When the CEO of one of the nation’s largest pharmacy chains announced that the company would stop selling tobacco products in its 7,700 drug stores, he made headline news and set a powerful example for others to follow. CVS Caremark (recently renamed CVS Health) CEO Larry Merlo put a firm stake in the ground by voluntarily forgoing a source of $2 billion a year in revenue.
So, you might be wondering, what was he thinking?
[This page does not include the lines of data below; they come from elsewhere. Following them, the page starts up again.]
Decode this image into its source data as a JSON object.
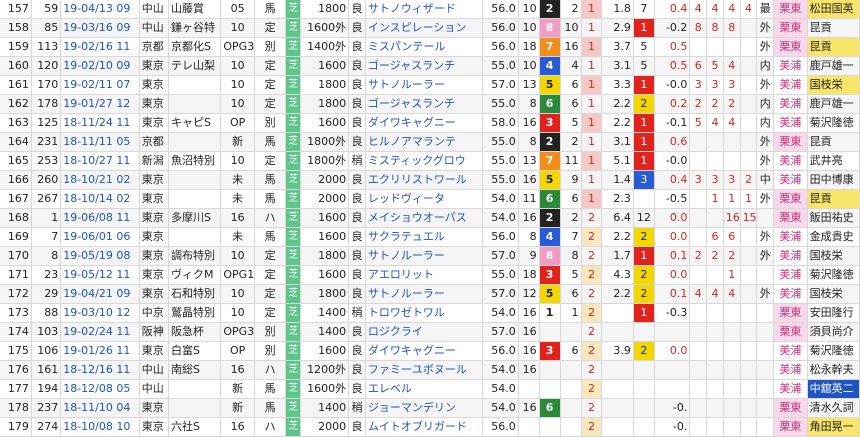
{
  "gate_colors": {
    "1": "#ffffff",
    "2": "#222222",
    "3": "#e0231c",
    "4": "#2a5bd7",
    "5": "#f2d600",
    "6": "#2a8a3a",
    "7": "#f28c1a",
    "8": "#f29cc3"
  },
  "rows": [
    {
      "n": "157",
      "idx": "59",
      "date": "19-04/13 09",
      "place": "中山",
      "race": "山藤賞",
      "cls": "05",
      "cond": "馬",
      "dist": "1800",
      "going": "良",
      "horse": "サトノウィザード",
      "w": "56.0",
      "h": "10",
      "g": "2",
      "p": "2",
      "pos": "1",
      "o": "1.8",
      "r": "7",
      "d": "0.4",
      "a": "4",
      "b": "4",
      "c": "4",
      "e": "4",
      "aff": "最",
      "jock": "栗東",
      "trainer": "松田国英"
    },
    {
      "n": "158",
      "idx": "85",
      "date": "19-03/16 09",
      "place": "中山",
      "race": "鎌ヶ谷特",
      "cls": "10",
      "cond": "定",
      "dist": "1600外",
      "going": "良",
      "horse": "インスピレーション",
      "w": "56.0",
      "h": "10",
      "g": "8",
      "p": "10",
      "pos": "1",
      "o": "2.9",
      "r": "1",
      "d": "-0.2",
      "a": "8",
      "b": "8",
      "c": "8",
      "e": "",
      "aff": "外",
      "jock": "栗東",
      "trainer": "昆貢"
    },
    {
      "n": "159",
      "idx": "113",
      "date": "19-02/16 11",
      "place": "京都",
      "race": "京都化S",
      "cls": "OPG3",
      "cond": "別",
      "dist": "1400外",
      "going": "良",
      "horse": "ミスパンテール",
      "w": "56.0",
      "h": "18",
      "g": "7",
      "p": "16",
      "pos": "1",
      "o": "3.7",
      "r": "5",
      "d": "0.5",
      "a": "",
      "b": "",
      "c": "",
      "e": "",
      "aff": "外",
      "jock": "栗東",
      "trainer": "昆貢"
    },
    {
      "n": "160",
      "idx": "120",
      "date": "19-02/10 09",
      "place": "東京",
      "race": "テレ山梨",
      "cls": "10",
      "cond": "定",
      "dist": "1600",
      "going": "良",
      "horse": "ゴージャスランチ",
      "w": "55.0",
      "h": "10",
      "g": "4",
      "p": "4",
      "pos": "1",
      "o": "3.1",
      "r": "5",
      "d": "0.5",
      "a": "6",
      "b": "5",
      "c": "4",
      "e": "",
      "aff": "内",
      "jock": "美浦",
      "trainer": "鹿戸雄一"
    },
    {
      "n": "161",
      "idx": "170",
      "date": "19-02/11 07",
      "place": "東京",
      "race": "",
      "cls": "10",
      "cond": "定",
      "dist": "1800",
      "going": "良",
      "horse": "サトノルーラー",
      "w": "57.0",
      "h": "13",
      "g": "5",
      "p": "6",
      "pos": "1",
      "o": "3.3",
      "r": "1",
      "d": "-0.0",
      "a": "3",
      "b": "3",
      "c": "3",
      "e": "",
      "aff": "外",
      "jock": "美浦",
      "trainer": "国枝栄"
    },
    {
      "n": "162",
      "idx": "178",
      "date": "19-01/27 12",
      "place": "東京",
      "race": "",
      "cls": "10",
      "cond": "定",
      "dist": "1800",
      "going": "良",
      "horse": "ゴージャスランチ",
      "w": "55.0",
      "h": "8",
      "g": "6",
      "p": "6",
      "pos": "1",
      "o": "2.2",
      "r": "2",
      "d": "0.2",
      "a": "2",
      "b": "2",
      "c": "2",
      "e": "",
      "aff": "内",
      "jock": "美浦",
      "trainer": "鹿戸雄一"
    },
    {
      "n": "163",
      "idx": "125",
      "date": "18-11/24 11",
      "place": "東京",
      "race": "キャピS",
      "cls": "OP",
      "cond": "別",
      "dist": "1600",
      "going": "良",
      "horse": "ダイワキャグニー",
      "w": "58.0",
      "h": "16",
      "g": "3",
      "p": "5",
      "pos": "1",
      "o": "2.2",
      "r": "1",
      "d": "-0.1",
      "a": "5",
      "b": "4",
      "c": "4",
      "e": "",
      "aff": "内",
      "jock": "美浦",
      "trainer": "菊沢隆徳"
    },
    {
      "n": "164",
      "idx": "231",
      "date": "18-11/11 05",
      "place": "京都",
      "race": "",
      "cls": "新",
      "cond": "馬",
      "dist": "1800外",
      "going": "良",
      "horse": "ヒルノアマランテ",
      "w": "55.0",
      "h": "8",
      "g": "2",
      "p": "2",
      "pos": "1",
      "o": "3.1",
      "r": "1",
      "d": "0.6",
      "a": "",
      "b": "",
      "c": "",
      "e": "",
      "aff": "外",
      "jock": "栗東",
      "trainer": "昆貢"
    },
    {
      "n": "165",
      "idx": "253",
      "date": "18-10/27 11",
      "place": "新潟",
      "race": "魚沼特別",
      "cls": "10",
      "cond": "定",
      "dist": "1800外",
      "going": "稍",
      "horse": "ミスティックグロウ",
      "w": "55.0",
      "h": "13",
      "g": "7",
      "p": "11",
      "pos": "1",
      "o": "5.1",
      "r": "1",
      "d": "-0.0",
      "a": "",
      "b": "",
      "c": "",
      "e": "",
      "aff": "外",
      "jock": "美浦",
      "trainer": "武井亮"
    },
    {
      "n": "166",
      "idx": "260",
      "date": "18-10/21 02",
      "place": "東京",
      "race": "",
      "cls": "未",
      "cond": "馬",
      "dist": "2000",
      "going": "良",
      "horse": "エクリリストワール",
      "w": "55.0",
      "h": "16",
      "g": "5",
      "p": "9",
      "pos": "1",
      "o": "1.4",
      "r": "3",
      "d": "0.4",
      "a": "3",
      "b": "3",
      "c": "3",
      "e": "2",
      "aff": "中",
      "jock": "美浦",
      "trainer": "田中博康"
    },
    {
      "n": "167",
      "idx": "267",
      "date": "18-10/14 02",
      "place": "東京",
      "race": "",
      "cls": "未",
      "cond": "馬",
      "dist": "2000",
      "going": "良",
      "horse": "レッドヴィータ",
      "w": "54.0",
      "h": "11",
      "g": "6",
      "p": "6",
      "pos": "1",
      "o": "2.3",
      "r": "",
      "d": "-0.5",
      "a": "",
      "b": "1",
      "c": "1",
      "e": "1",
      "aff": "外",
      "jock": "栗東",
      "trainer": "昆貢"
    },
    {
      "n": "168",
      "idx": "1",
      "date": "19-06/08 11",
      "place": "東京",
      "race": "多摩川S",
      "cls": "16",
      "cond": "ハ",
      "dist": "1600",
      "going": "良",
      "horse": "メイショウオーパス",
      "w": "54.0",
      "h": "16",
      "g": "2",
      "p": "2",
      "pos": "2",
      "o": "6.4",
      "r": "12",
      "d": "0.0",
      "a": "",
      "b": "",
      "c": "16",
      "e": "15",
      "aff": "",
      "jock": "栗東",
      "trainer": "飯田祐史"
    },
    {
      "n": "169",
      "idx": "7",
      "date": "19-06/01 06",
      "place": "東京",
      "race": "",
      "cls": "未",
      "cond": "馬",
      "dist": "1600",
      "going": "良",
      "horse": "サクラテュエル",
      "w": "56.0",
      "h": "8",
      "g": "4",
      "p": "7",
      "pos": "2",
      "o": "2.2",
      "r": "2",
      "d": "0.0",
      "a": "",
      "b": "6",
      "c": "6",
      "e": "",
      "aff": "外",
      "jock": "美浦",
      "trainer": "金成貴史"
    },
    {
      "n": "170",
      "idx": "8",
      "date": "19-05/19 08",
      "place": "東京",
      "race": "調布特別",
      "cls": "10",
      "cond": "定",
      "dist": "1800",
      "going": "良",
      "horse": "サトノルーラー",
      "w": "57.0",
      "h": "9",
      "g": "8",
      "p": "8",
      "pos": "2",
      "o": "1.7",
      "r": "1",
      "d": "0.1",
      "a": "2",
      "b": "2",
      "c": "2",
      "e": "",
      "aff": "外",
      "jock": "美浦",
      "trainer": "国枝栄"
    },
    {
      "n": "171",
      "idx": "23",
      "date": "19-05/12 11",
      "place": "東京",
      "race": "ヴィクM",
      "cls": "OPG1",
      "cond": "定",
      "dist": "1600",
      "going": "良",
      "horse": "アエロリット",
      "w": "55.0",
      "h": "18",
      "g": "3",
      "p": "5",
      "pos": "2",
      "o": "4.3",
      "r": "2",
      "d": "0.0",
      "a": "",
      "b": "",
      "c": "1",
      "e": "",
      "aff": "",
      "jock": "美浦",
      "trainer": "菊沢隆徳"
    },
    {
      "n": "172",
      "idx": "29",
      "date": "19-04/21 09",
      "place": "東京",
      "race": "石和特別",
      "cls": "10",
      "cond": "定",
      "dist": "1800",
      "going": "良",
      "horse": "サトノルーラー",
      "w": "57.0",
      "h": "12",
      "g": "5",
      "p": "6",
      "pos": "2",
      "o": "2.2",
      "r": "2",
      "d": "0.1",
      "a": "4",
      "b": "4",
      "c": "4",
      "e": "",
      "aff": "外",
      "jock": "美浦",
      "trainer": "国枝栄"
    },
    {
      "n": "173",
      "idx": "88",
      "date": "19-03/10 12",
      "place": "中京",
      "race": "鷲晶特別",
      "cls": "10",
      "cond": "定",
      "dist": "1400",
      "going": "稍",
      "horse": "トロワゼトワル",
      "w": "54.0",
      "h": "16",
      "g": "1",
      "p": "1",
      "pos": "2",
      "o": "",
      "r": "1",
      "d": "-0.3",
      "a": "",
      "b": "",
      "c": "",
      "e": "",
      "aff": "",
      "jock": "栗東",
      "trainer": "安田隆行"
    },
    {
      "n": "174",
      "idx": "103",
      "date": "19-02/24 11",
      "place": "阪神",
      "race": "阪急杯",
      "cls": "OPG3",
      "cond": "別",
      "dist": "1400",
      "going": "良",
      "horse": "ロジクライ",
      "w": "57.0",
      "h": "16",
      "g": "",
      "p": "",
      "pos": "2",
      "o": "",
      "r": "",
      "d": "",
      "a": "",
      "b": "",
      "c": "",
      "e": "",
      "aff": "",
      "jock": "栗東",
      "trainer": "須貝尚介"
    },
    {
      "n": "175",
      "idx": "106",
      "date": "19-01/26 11",
      "place": "東京",
      "race": "白富S",
      "cls": "OP",
      "cond": "別",
      "dist": "1600",
      "going": "良",
      "horse": "ダイワキャグニー",
      "w": "56.0",
      "h": "16",
      "g": "3",
      "p": "6",
      "pos": "2",
      "o": "3.9",
      "r": "2",
      "d": "0.0",
      "a": "",
      "b": "",
      "c": "",
      "e": "",
      "aff": "",
      "jock": "美浦",
      "trainer": "菊沢隆徳"
    },
    {
      "n": "176",
      "idx": "161",
      "date": "18-12/16 11",
      "place": "中山",
      "race": "南総S",
      "cls": "16",
      "cond": "ハ",
      "dist": "1200外",
      "going": "良",
      "horse": "ファミーユボヌール",
      "w": "54.0",
      "h": "16",
      "g": "",
      "p": "",
      "pos": "2",
      "o": "",
      "r": "",
      "d": "",
      "a": "",
      "b": "",
      "c": "",
      "e": "",
      "aff": "",
      "jock": "美浦",
      "trainer": "松永幹夫"
    },
    {
      "n": "177",
      "idx": "194",
      "date": "18-12/08 05",
      "place": "中山",
      "race": "",
      "cls": "新",
      "cond": "馬",
      "dist": "1600外",
      "going": "良",
      "horse": "エレベル",
      "w": "54.0",
      "h": "",
      "g": "",
      "p": "",
      "pos": "2",
      "o": "",
      "r": "",
      "d": "",
      "a": "",
      "b": "",
      "c": "",
      "e": "",
      "aff": "",
      "jock": "美浦",
      "trainer": "中舘英二"
    },
    {
      "n": "178",
      "idx": "237",
      "date": "18-11/10 04",
      "place": "東京",
      "race": "",
      "cls": "新",
      "cond": "馬",
      "dist": "1400",
      "going": "稍",
      "horse": "ジョーマンデリン",
      "w": "54.0",
      "h": "16",
      "g": "6",
      "p": "",
      "pos": "2",
      "o": "",
      "r": "",
      "d": "-0.",
      "a": "",
      "b": "",
      "c": "",
      "e": "",
      "aff": "",
      "jock": "栗東",
      "trainer": "清水久詞"
    },
    {
      "n": "179",
      "idx": "274",
      "date": "18-10/08 10",
      "place": "東京",
      "race": "六社S",
      "cls": "16",
      "cond": "ハ",
      "dist": "2000",
      "going": "良",
      "horse": "ムイトオブリガード",
      "w": "56.0",
      "h": "",
      "g": "",
      "p": "",
      "pos": "2",
      "o": "",
      "r": "",
      "d": "-0.",
      "a": "",
      "b": "",
      "c": "",
      "e": "",
      "aff": "",
      "jock": "栗東",
      "trainer": "角田晃一"
    }
  ]
}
I wrote about the four reasons culture-shaping efforts fail in my previous post (Organizational culture has reached a tipping point, yet many culture change initiatives fail for four key reasons). But what makes them succeed? What makes some culture-change efforts successful where others become simply another ‘flavor of the week’ training session that never translates into real change? This is a subject of great debate and many theories exist.
As we looked for the common denominator of success in the hundreds of culture-shaping efforts we have led at Senn Delaney, the level of CEO ownership and personal engagement won hands down as a key success factor.
CEO’s continue to publicly proclaim their efforts to manage significant and meaningful culture change. Some miss the mark and show their lack of understanding this critical topic. Others, like Satya Nadella of Microsoft, share a much clearer vision and appear like they truly “get it.” What separates the visionary and capable culture champions from the vast majority of leaders that don’t understand the culture fundamentals?